Edito [fr]

« Si le mouvement est en soi une activité potentiellement transformatrice,
elle l’est doublement lorsque le mouvement est lié au son. »

Michael Bull
[Sound Moves : iPod Culture and Urban Experience, Routledge, London-New York 2007, 47.]

Le Mobile Audio Fest est un événement qui explore les relations entre la mobilité et les (nouvelles) formes d’écoute et de création sonore qui en découlent. Conçu comme une série de rendez-vous par Locus Sonus, laboratoire de recherche en art audio, le festival présente quinze projets d’artistes internationaux, dans lesquels la mobilité joue un rôle central. Le programme comprend des performances, des installations, des applications, des promenades sonores, des workshops et des conférences.

Aujourd’hui, voir une personne qui porte un casque et qui marche à pied dans la rue est devenu une chose banale. Les technologies audio mobiles se sont infiltrées dans notre environnement et ont modifié nos habitudes d’écoute et, par conséquence, notre sphère sonore. De nouveaux horizons s’ouvrent, car les smartphones que nous avons dans notre poche nous permettent de traiter, géolocaliser, transmettre et télécharger le son en temps réel.

Depuis longtemps, les artistes se sont interessés à des formes itinérantes d’écoute et de création sonore, et des approches différentes trouvent leurs origines dans des pratiques qui précèdent les technologies d’aujourd’hui, notamment les installations spatialisées, les performances urbaines, les parcours sonores, le field recording et les partitions navigables. Le Mobile Audio Fest présente une gamme de formes, de stratégies et de médiums récents dans la même lignée artistique.

Plusieurs projets proposent des expériences d’écoute itinérantes qui permettent d’appréhender l’espace urbain dans sa dimension physique, esthétique, historique, sociale, politique ou imaginaire. Des projets comme SchuhzuGehör_path of awareness de katrinem et walking machine de Jessica Thompson amplifient l’interaction physique entre les marcheurs et leur environnement par le bruit de nos pas. D’autres œuvres – comme Mots croisés d’Eric Maillet ou OpenCity Aix d’Andrew Brown – abordent des questions historiques et sociales par la voix et le récit. Enfin, Field Frequency Flux d’Irena Pivka et de Brane Zorman perturbe l’espace urbain en infiltrant des interférences radiophoniques dans un jardin public.

D’autres projets interagissent avec les paysages sonores à travers des performances nomades. Des formes musicales mobiles traditionnelles comme les fanfares sont réactualisées grâce aux nouvelles technologies portables – comme dans Soundwalking de Steve Jones – ou encore,  l’espace acoustique de la ville est détourné temporairement avec un micro et un haut-parleur paraboliques – comme dans Transphere de Pierre-Laurent Cassière.
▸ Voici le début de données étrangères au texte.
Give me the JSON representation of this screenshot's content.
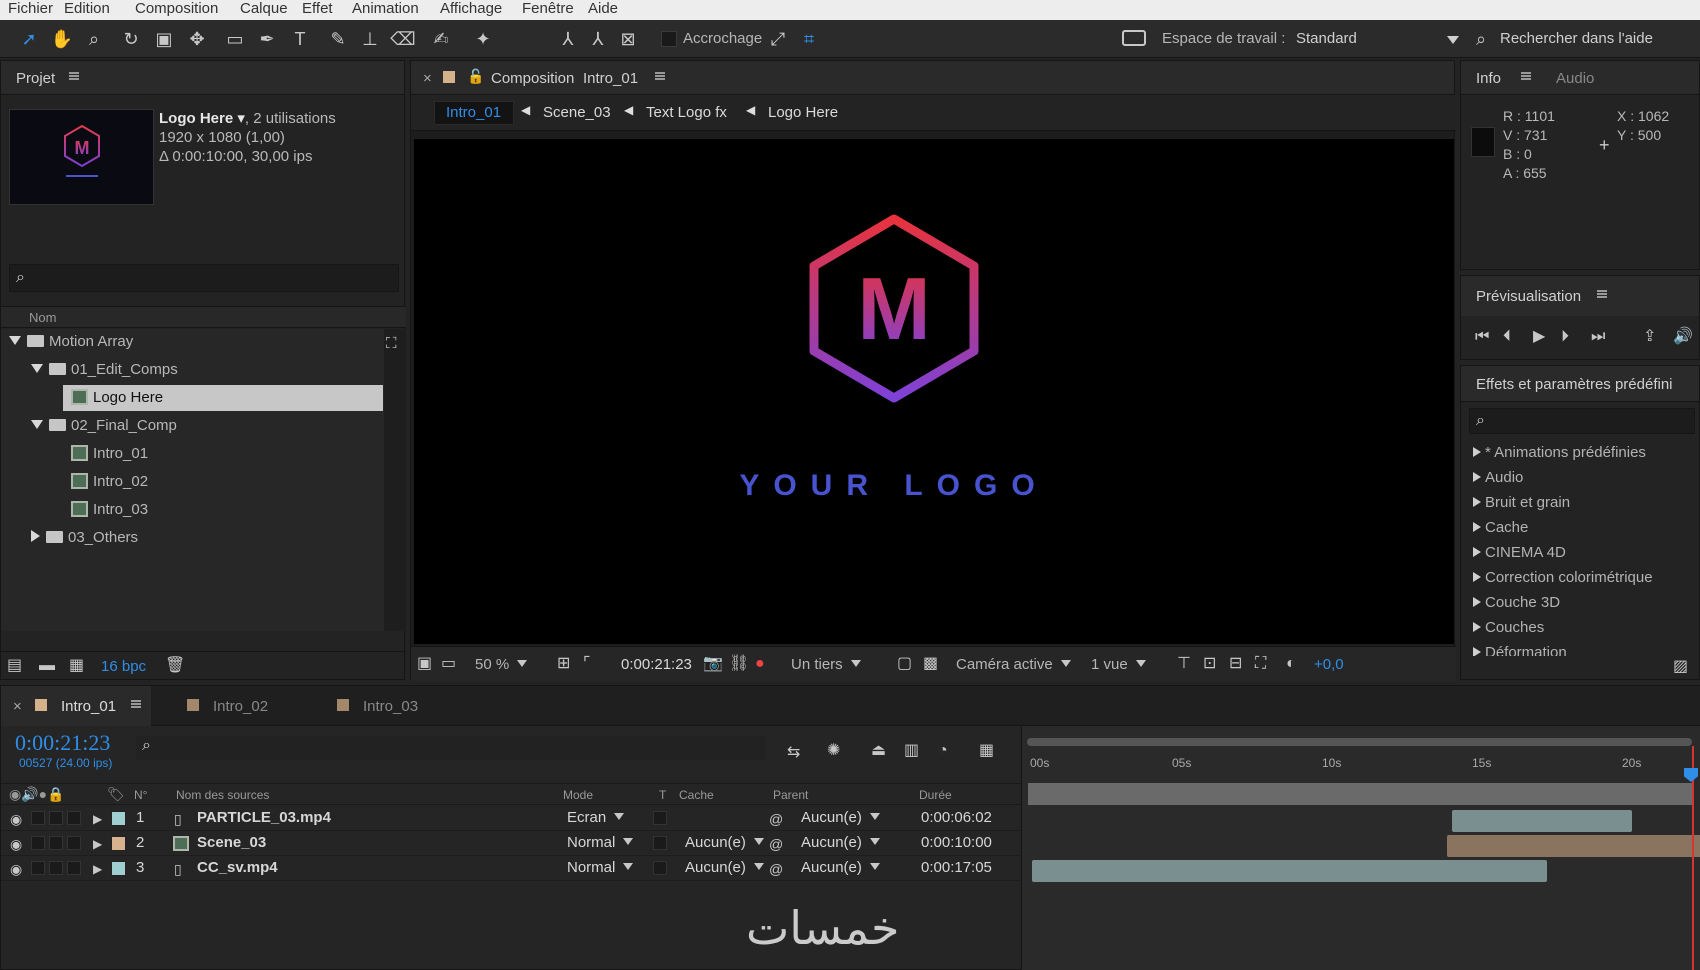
{
  "menubar": {
    "items": [
      "Fichier",
      "Edition",
      "Composition",
      "Calque",
      "Effet",
      "Animation",
      "Affichage",
      "Fenêtre",
      "Aide"
    ]
  },
  "toolbar": {
    "snap_label": "Accrochage",
    "workspace_label": "Espace de travail :",
    "workspace_value": "Standard",
    "help_search": "Rechercher dans l'aide"
  },
  "project": {
    "title": "Projet",
    "selected_name": "Logo Here",
    "selected_usage": ", 2 utilisations",
    "resolution": "1920 x 1080 (1,00)",
    "duration": "Δ 0:00:10:00, 30,00 ips",
    "column_name": "Nom",
    "tree": [
      "Motion Array",
      "01_Edit_Comps",
      "Logo Here",
      "02_Final_Comp",
      "Intro_01",
      "Intro_02",
      "Intro_03",
      "03_Others"
    ],
    "bpc": "16 bpc"
  },
  "composition": {
    "title": "Composition",
    "title_name": "Intro_01",
    "breadcrumbs": [
      "Intro_01",
      "Scene_03",
      "Text Logo fx",
      "Logo Here"
    ],
    "logo_letter": "M",
    "logo_text": "YOUR LOGO",
    "zoom": "50 %",
    "timecode": "0:00:21:23",
    "resolution": "Un tiers",
    "camera": "Caméra active",
    "views": "1 vue",
    "exposure": "+0,0"
  },
  "info": {
    "tabs": [
      "Info",
      "Audio"
    ],
    "r": "R : 1101",
    "v": "V : 731",
    "b": "B : 0",
    "a": "A : 655",
    "x": "X : 1062",
    "y": "Y : 500"
  },
  "preview": {
    "title": "Prévisualisation"
  },
  "effects": {
    "title": "Effets et paramètres prédéfini",
    "items": [
      "* Animations prédéfinies",
      "Audio",
      "Bruit et grain",
      "Cache",
      "CINEMA 4D",
      "Correction colorimétrique",
      "Couche 3D",
      "Couches",
      "Déformation"
    ]
  },
  "timeline": {
    "tabs": [
      "Intro_01",
      "Intro_02",
      "Intro_03"
    ],
    "timecode": "0:00:21:23",
    "frames": "00527 (24.00 ips)",
    "columns": {
      "num": "N°",
      "source": "Nom des sources",
      "mode": "Mode",
      "t": "T",
      "cache": "Cache",
      "parent": "Parent",
      "duration": "Durée"
    },
    "ruler": [
      "00s",
      "05s",
      "10s",
      "15s",
      "20s"
    ],
    "layers": [
      {
        "num": "1",
        "name": "PARTICLE_03.mp4",
        "mode": "Ecran",
        "cache": "",
        "parent": "Aucun(e)",
        "duration": "0:00:06:02",
        "color": "#9fcfd0"
      },
      {
        "num": "2",
        "name": "Scene_03",
        "mode": "Normal",
        "cache": "Aucun(e)",
        "parent": "Aucun(e)",
        "duration": "0:00:10:00",
        "color": "#d7b48f"
      },
      {
        "num": "3",
        "name": "CC_sv.mp4",
        "mode": "Normal",
        "cache": "Aucun(e)",
        "parent": "Aucun(e)",
        "duration": "0:00:17:05",
        "color": "#9fcfd0"
      }
    ]
  },
  "watermark": "خمسات"
}
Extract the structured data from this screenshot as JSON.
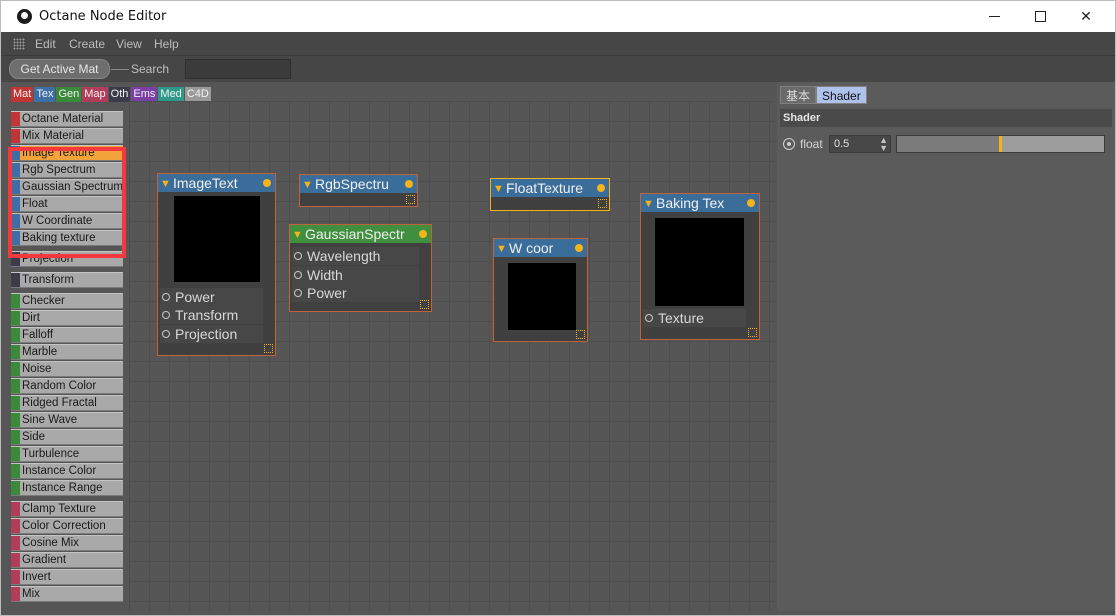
{
  "window": {
    "title": "Octane Node Editor"
  },
  "menu": {
    "items": [
      "Edit",
      "Create",
      "View",
      "Help"
    ]
  },
  "toolbar": {
    "get_active_mat": "Get Active Mat",
    "search_label": "Search",
    "search_value": ""
  },
  "categories": [
    {
      "label": "Mat",
      "color": "#c03535"
    },
    {
      "label": "Tex",
      "color": "#3d6fa6"
    },
    {
      "label": "Gen",
      "color": "#3b8a3b"
    },
    {
      "label": "Map",
      "color": "#b03e5a"
    },
    {
      "label": "Oth",
      "color": "#3b3b4a"
    },
    {
      "label": "Ems",
      "color": "#7b3fa6"
    },
    {
      "label": "Med",
      "color": "#2f9a8a"
    },
    {
      "label": "C4D",
      "color": "#9a9a9a"
    }
  ],
  "node_list": [
    {
      "label": "Octane Material",
      "color": "#c03535"
    },
    {
      "label": "Mix Material",
      "color": "#c03535"
    },
    {
      "label": "Image Texture",
      "color": "#3d6fa6",
      "selected": true
    },
    {
      "label": "Rgb Spectrum",
      "color": "#3d6fa6"
    },
    {
      "label": "Gaussian Spectrum",
      "color": "#3d6fa6"
    },
    {
      "label": "Float",
      "color": "#3d6fa6"
    },
    {
      "label": "W Coordinate",
      "color": "#3d6fa6"
    },
    {
      "label": "Baking texture",
      "color": "#3d6fa6"
    },
    {
      "label": "Projection",
      "color": "#3b3b4a"
    },
    {
      "label": "Transform",
      "color": "#3b3b4a"
    },
    {
      "label": "Checker",
      "color": "#3b8a3b"
    },
    {
      "label": "Dirt",
      "color": "#3b8a3b"
    },
    {
      "label": "Falloff",
      "color": "#3b8a3b"
    },
    {
      "label": "Marble",
      "color": "#3b8a3b"
    },
    {
      "label": "Noise",
      "color": "#3b8a3b"
    },
    {
      "label": "Random Color",
      "color": "#3b8a3b"
    },
    {
      "label": "Ridged Fractal",
      "color": "#3b8a3b"
    },
    {
      "label": "Sine Wave",
      "color": "#3b8a3b"
    },
    {
      "label": "Side",
      "color": "#3b8a3b"
    },
    {
      "label": "Turbulence",
      "color": "#3b8a3b"
    },
    {
      "label": "Instance Color",
      "color": "#3b8a3b"
    },
    {
      "label": "Instance Range",
      "color": "#3b8a3b"
    },
    {
      "label": "Clamp Texture",
      "color": "#b03e5a"
    },
    {
      "label": "Color Correction",
      "color": "#b03e5a"
    },
    {
      "label": "Cosine Mix",
      "color": "#b03e5a"
    },
    {
      "label": "Gradient",
      "color": "#b03e5a"
    },
    {
      "label": "Invert",
      "color": "#b03e5a"
    },
    {
      "label": "Mix",
      "color": "#b03e5a"
    }
  ],
  "nodes": {
    "image_texture": {
      "title": "ImageText",
      "ports": [
        "Power",
        "Transform",
        "Projection"
      ]
    },
    "rgb_spectrum": {
      "title": "RgbSpectru"
    },
    "gaussian": {
      "title": "GaussianSpectr",
      "ports": [
        "Wavelength",
        "Width",
        "Power"
      ]
    },
    "float_texture": {
      "title": "FloatTexture"
    },
    "w_coord": {
      "title": "W coor"
    },
    "baking": {
      "title": "Baking Tex",
      "ports": [
        "Texture"
      ]
    }
  },
  "colors": {
    "tex_header": "#3b6d9a",
    "gen_header": "#3f8f3f",
    "accent": "#f5b31a",
    "highlight": "#f4383e"
  },
  "right_panel": {
    "tabs": [
      "基本",
      "Shader"
    ],
    "active_tab": "Shader",
    "section_title": "Shader",
    "param": {
      "label": "float",
      "value": "0.5",
      "level": 0.5
    }
  }
}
Certains artistes révèlent des aspects déjà présents dans l’environnement mais imperceptibles : Christina Kubisch, par exemple, nous donne un casque spécial qui capte les ondes électromagnétiques produites par tout type d’appareils électriques. Eva Sjuve sonifie les taux de pollution dans la ville d’Aix-en-Provence et Peter Sinclair utilise la surface de la route comme partition pour générer une musique quand on conduit sa voiture.

Certains projets explorent les relations entre les espaces acoustiques virtuels et physiques par le biais d’applications de géolocalisation et de navigation ou encore par le biais d’installations immersives. Owen Chapman invite le public à participer à une collecte de sons d’Aix-en-Provence qui serviront de base à une performance sonore réalisée en direct dans son environnement virtuel Echoscape. Amandine Provost utilise la vitesse et la direction du vent pour naviguer sur la carte sonore de Locus Sonus, tandis que Marie Muller propose une carte virtuelle pour naviguer en 3D dans un espace d’exposition, occupé d’objets sonores.

On utilise aussi des technologies de streaming pour transmettre du son à partir d’une trajectoire réalisée avec un appareil mobile et un microphone en temps réel. Laurent Di Biase collabore avec un groupe de “piétons streamers”, qui se sert d’une application pour capter les sons du monde que le public est invité à écouter, mixés dans une salle de spectacle. Maria Papadomanolaki, pour sa part, nous invite à interagir à distance avec l’environnement sonore d’un quartier de Londres et à communiquer avec elle le long du parcours via twitter.

La majorité de ces projets ont été créés, conçus ou adaptés pour des lieux spécifiques à Aix-en-Provence et Marseille, dans le cadre de résidences ou d’ateliers avec des étudiants. Les réalisations interrogent, de multiples façons, les interactions complexes entre technologies mobiles, usage au quotidien et contexte géographique. Ils révèlent la nature mobile et vibratoire du son, tout en insistant sur la relation physique et in situ entre les personnes qui écoutent et les lieux qu’ils traversent.